Under current regulations, the Food and Drug Administration (FDA) is limited in its oversight of the marketing and promotion of controlled drugs. However, fundamental changes in the promotion and marketing of controlled drugs by the pharmaceutical industry, and an enhanced capacity of the FDA to regulate and monitor such promotion, can positively affect public health.

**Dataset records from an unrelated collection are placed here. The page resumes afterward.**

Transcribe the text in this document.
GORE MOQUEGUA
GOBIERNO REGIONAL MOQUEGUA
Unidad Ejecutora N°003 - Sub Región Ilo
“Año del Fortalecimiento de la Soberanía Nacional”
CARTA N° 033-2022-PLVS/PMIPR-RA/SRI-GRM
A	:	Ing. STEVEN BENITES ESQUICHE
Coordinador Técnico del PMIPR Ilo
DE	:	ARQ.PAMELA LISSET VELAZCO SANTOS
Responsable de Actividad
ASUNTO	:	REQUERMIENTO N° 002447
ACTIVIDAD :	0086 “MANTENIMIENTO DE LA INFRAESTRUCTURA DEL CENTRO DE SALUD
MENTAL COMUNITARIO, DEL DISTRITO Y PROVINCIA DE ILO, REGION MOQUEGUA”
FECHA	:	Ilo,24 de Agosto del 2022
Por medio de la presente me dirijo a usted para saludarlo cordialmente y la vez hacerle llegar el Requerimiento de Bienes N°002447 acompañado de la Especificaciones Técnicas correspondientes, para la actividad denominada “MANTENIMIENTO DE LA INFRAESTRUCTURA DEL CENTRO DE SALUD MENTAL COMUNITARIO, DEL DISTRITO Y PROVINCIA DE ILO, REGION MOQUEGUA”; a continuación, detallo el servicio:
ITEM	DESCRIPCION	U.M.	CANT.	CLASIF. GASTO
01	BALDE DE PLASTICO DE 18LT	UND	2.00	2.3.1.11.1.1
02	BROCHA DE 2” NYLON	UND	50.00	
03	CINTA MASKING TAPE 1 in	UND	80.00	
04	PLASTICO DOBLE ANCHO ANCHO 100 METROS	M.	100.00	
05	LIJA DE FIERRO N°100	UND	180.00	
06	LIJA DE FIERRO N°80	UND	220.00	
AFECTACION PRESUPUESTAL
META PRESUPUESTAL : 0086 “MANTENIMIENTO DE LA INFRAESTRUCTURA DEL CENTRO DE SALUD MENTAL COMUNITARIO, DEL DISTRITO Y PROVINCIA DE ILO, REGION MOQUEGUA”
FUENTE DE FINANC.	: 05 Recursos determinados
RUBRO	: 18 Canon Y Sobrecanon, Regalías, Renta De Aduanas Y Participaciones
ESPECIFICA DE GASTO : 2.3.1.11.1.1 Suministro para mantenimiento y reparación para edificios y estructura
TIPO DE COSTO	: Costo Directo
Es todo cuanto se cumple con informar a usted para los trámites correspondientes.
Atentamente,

OxyContin's commercial success did not depend on the merits of the drug compared with other available opioid preparations. The Medical Letter on Drugs and Therapeutics concluded in 2001 that oxycodone offered no advantage over appropriate doses of other potent opioids.3 Randomized double-blind studies comparing OxyContin given every 12 hours with immediate-release oxycodone given 4 times daily showed comparable efficacy and safety for use with chronic back pain4 and cancer-related pain.5,6 Randomized double-blind studies that compared OxyContin with controlled-release morphine for cancer-related pain also found comparable efficacy and safety.79 The FDA's medical review officer, in evaluating the efficacy of OxyContin in Purdue's 1995 new drug application, concluded that OxyContin had not been shown to have a significant advantage over conventional, immediate-release oxycodone taken 4 times daily other than a reduction in frequency of dosing.10 In a review of the medical literature, Chou et al. made similar conclusions.11

The promotion and marketing of OxyContin occurred during a recent trend in the liberalization of the use of opioids in the treatment of pain, particularly for chronic non–cancer-related pain. Purdue pursued an “aggressive” campaign to promote the use of opioids in general and OxyContin in particular.1,1217 In 2001 alone, the company spent $200 million18 in an array of approaches to market and promote OxyContin."